Pai was where I got my first ever Thai Massage. It felt like the kind of thing I couldn’t leave Thailand without trying, particularly when an hour-long oil massage costs between $5-$10. This massage actually wound up being one of the most physically painful things I’d ever experienced. I nearly got sick in the days following, as long-held toxins released during the massage flooded my body.

Pai Canyon II.
Pai, Thailand.
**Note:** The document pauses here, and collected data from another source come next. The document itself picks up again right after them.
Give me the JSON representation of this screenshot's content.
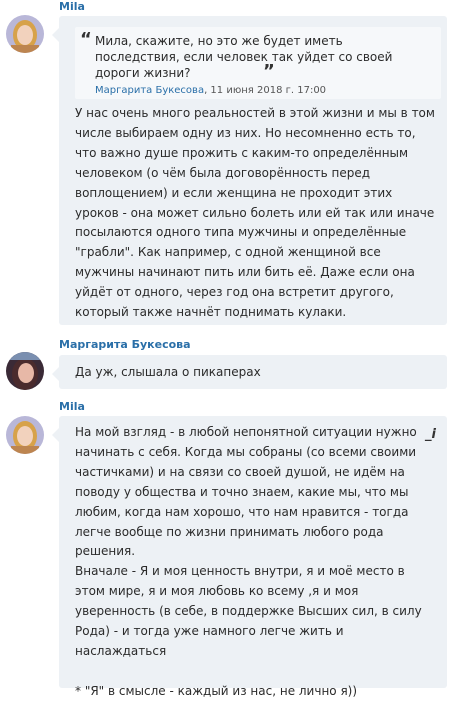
{
  "posts": [
    {
      "author": "Mila",
      "quote": {
        "text": "Мила, скажите, но это же будет иметь последствия, если человек так уйдет со своей дороги жизни?",
        "cite_author": "Маргарита Букесова",
        "cite_date": ", 11 июня 2018 г. 17:00"
      },
      "body": "У нас очень много реальностей в этой жизни и мы в том числе выбираем одну из них. Но несомненно есть то, что важно душе прожить с каким-то определённым человеком (о чём была договорённость перед воплощением) и если женщина не проходит этих уроков - она может сильно болеть или ей так или иначе посылаются одного типа мужчины и определённые \"грабли\". Как например, с одной женщиной все мужчины начинают пить или бить её. Даже если она уйдёт от одного, через год она встретит другого, который также начнёт поднимать кулаки."
    },
    {
      "author": "Маргарита Букесова",
      "body": "Да уж, слышала о пикаперах"
    },
    {
      "author": "Mila",
      "edit_icon": "_i",
      "body": "На мой взгляд - в любой непонятной ситуации нужно начинать с себя. Когда мы собраны (со всеми своими частичками) и на связи со своей душой, не идём на поводу у общества и точно знаем, какие мы, что мы любим, когда нам хорошо, что нам нравится - тогда легче вообще по жизни принимать любого рода решения.\nВначале - Я и моя ценность внутри, я и моё место в этом мире, я и моя любовь ко всему ,я и моя уверенность (в себе, в поддержке Высших сил, в силу Рода) - и тогда уже намного легче жить и наслаждаться\n\n* \"Я\" в смысле - каждый из нас, не лично я))"
    }
  ]
}
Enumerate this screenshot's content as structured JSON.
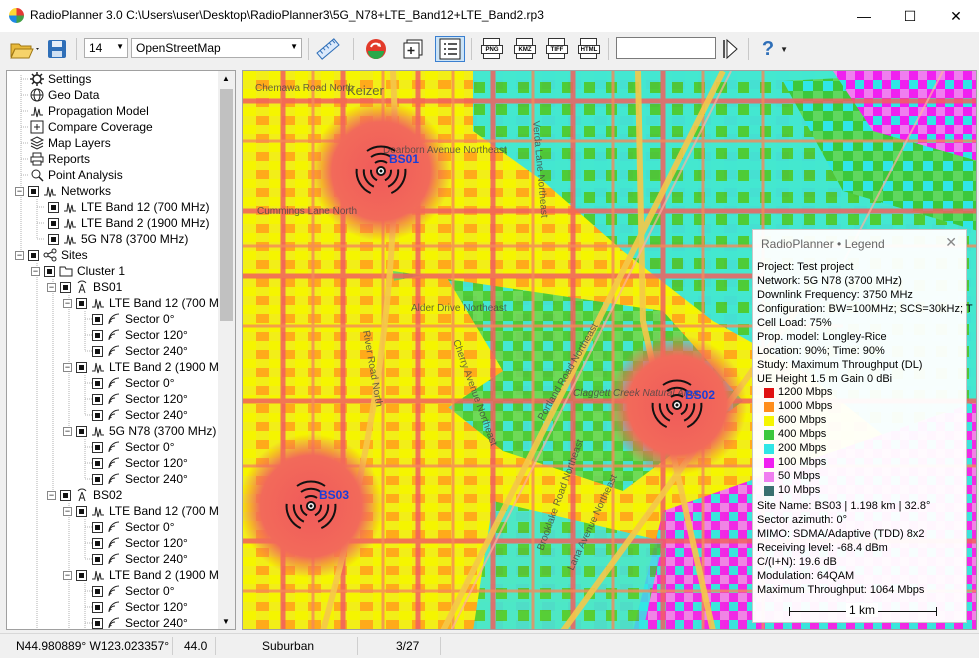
{
  "window": {
    "title": "RadioPlanner 3.0 C:\\Users\\user\\Desktop\\RadioPlanner3\\5G_N78+LTE_Band12+LTE_Band2.rp3",
    "minimize": "—",
    "maximize": "☐",
    "close": "✕"
  },
  "toolbar": {
    "zoom_value": "14",
    "map_source": "OpenStreetMap",
    "export_formats": [
      "PNG",
      "KMZ",
      "TIFF",
      "HTML"
    ],
    "search_value": "",
    "help_icon": "?"
  },
  "tree": {
    "items": [
      {
        "label": "Settings",
        "icon": "gear-icon"
      },
      {
        "label": "Geo Data",
        "icon": "globe-icon"
      },
      {
        "label": "Propagation Model",
        "icon": "wave-icon"
      },
      {
        "label": "Compare Coverage",
        "icon": "compare-icon"
      },
      {
        "label": "Map Layers",
        "icon": "layers-icon"
      },
      {
        "label": "Reports",
        "icon": "printer-icon"
      },
      {
        "label": "Point Analysis",
        "icon": "point-icon"
      },
      {
        "label": "Networks",
        "icon": "network-icon"
      },
      {
        "label": "LTE Band 12 (700 MHz)",
        "icon": "signal-icon"
      },
      {
        "label": "LTE Band 2 (1900 MHz)",
        "icon": "signal-icon"
      },
      {
        "label": "5G N78 (3700 MHz)",
        "icon": "signal-icon"
      },
      {
        "label": "Sites",
        "icon": "share-icon"
      },
      {
        "label": "Cluster 1",
        "icon": "folder-icon"
      },
      {
        "label": "BS01",
        "icon": "antenna-icon"
      },
      {
        "label": "LTE Band 12 (700 M",
        "icon": "signal-icon"
      },
      {
        "label": "Sector 0°",
        "icon": "sector-icon"
      },
      {
        "label": "Sector 120°",
        "icon": "sector-icon"
      },
      {
        "label": "Sector 240°",
        "icon": "sector-icon"
      },
      {
        "label": "LTE Band 2 (1900 M",
        "icon": "signal-icon"
      },
      {
        "label": "Sector 0°",
        "icon": "sector-icon"
      },
      {
        "label": "Sector 120°",
        "icon": "sector-icon"
      },
      {
        "label": "Sector 240°",
        "icon": "sector-icon"
      },
      {
        "label": "5G N78 (3700 MHz)",
        "icon": "signal-icon"
      },
      {
        "label": "Sector 0°",
        "icon": "sector-icon"
      },
      {
        "label": "Sector 120°",
        "icon": "sector-icon"
      },
      {
        "label": "Sector 240°",
        "icon": "sector-icon"
      },
      {
        "label": "BS02",
        "icon": "antenna-icon"
      },
      {
        "label": "LTE Band 12 (700 M",
        "icon": "signal-icon"
      },
      {
        "label": "Sector 0°",
        "icon": "sector-icon"
      },
      {
        "label": "Sector 120°",
        "icon": "sector-icon"
      },
      {
        "label": "Sector 240°",
        "icon": "sector-icon"
      },
      {
        "label": "LTE Band 2 (1900 M",
        "icon": "signal-icon"
      },
      {
        "label": "Sector 0°",
        "icon": "sector-icon"
      },
      {
        "label": "Sector 120°",
        "icon": "sector-icon"
      },
      {
        "label": "Sector 240°",
        "icon": "sector-icon"
      }
    ]
  },
  "map": {
    "street_labels": [
      "Chemawa Road North",
      "Keizer",
      "Dearborn Avenue Northeast",
      "Cummings Lane North",
      "Alder Drive Northeast",
      "River Road North",
      "Cherry Avenue Northeast",
      "Verda Lane Northeast",
      "Portland Road Northeast",
      "Claggett Creek Natural Area",
      "Lana Avenue Northeast",
      "Brooklake Road Northeast"
    ],
    "base_stations": [
      "BS01",
      "BS02",
      "BS03"
    ]
  },
  "legend": {
    "title": "RadioPlanner • Legend",
    "close": "✕",
    "lines": [
      "Project: Test project",
      "Network: 5G N78 (3700 MHz)",
      "Downlink Frequency: 3750 MHz",
      "Configuration: BW=100MHz; SCS=30kHz; T",
      "Cell Load: 75%",
      "Prop. model: Longley-Rice",
      "Location: 90%; Time: 90%",
      "Study: Maximum Throughput (DL)",
      "UE  Height 1.5 m  Gain 0 dBi"
    ],
    "scale": [
      {
        "label": "1200 Mbps",
        "color": "#e01010"
      },
      {
        "label": "1000 Mbps",
        "color": "#ff8c1a"
      },
      {
        "label": "600 Mbps",
        "color": "#f5f500"
      },
      {
        "label": "400 Mbps",
        "color": "#3cc83c"
      },
      {
        "label": "200 Mbps",
        "color": "#30e6e6"
      },
      {
        "label": "100 Mbps",
        "color": "#f020f0"
      },
      {
        "label": "50 Mbps",
        "color": "#f07ef0"
      },
      {
        "label": "10 Mbps",
        "color": "#3a7070"
      }
    ],
    "site_lines": [
      "Site Name: BS03 | 1.198 km | 32.8°",
      "Sector azimuth: 0°",
      "MIMO: SDMA/Adaptive (TDD) 8x2",
      "Receiving level: -68.4 dBm",
      "C/(I+N): 19.6 dB",
      "Modulation: 64QAM",
      "Maximum Throughput: 1064 Mbps"
    ],
    "scale_bar": "1 km"
  },
  "status": {
    "coords": "N44.980889°  W123.023357°",
    "elevation": "44.0",
    "clutter": "Suburban",
    "page": "3/27"
  }
}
September 2022.

Instead of resting after the massage I felt compelled to take my rental bicycle out to the famous Pai Canyon. It wasn’t an easy ride, considering the steep hills along the way and my massage just prior — but the canyon made up for the struggle. The fascinating thing about Pai Canyon are the thin ridges of rock and dirt that form trails above the canyon. It rained during my visit, which was actually quite a vibe, though it also made for really slippery and dirty conditions in sections that required climbing. Still, it was a very unique sight and experience.

Pai Canyon III.
Pai, Thailand. September 2022

Like I said earlier, there was a lot more I could have done in the three places I visited on this trip to Thailand. But I’m learning to prioritize, to not feel pressured to do everything, and stick to my purpose in order to fully make travel my own. Besides, I’m sure I’ll be back to Thailand some day … it’s just that type of country. Now onto Laos!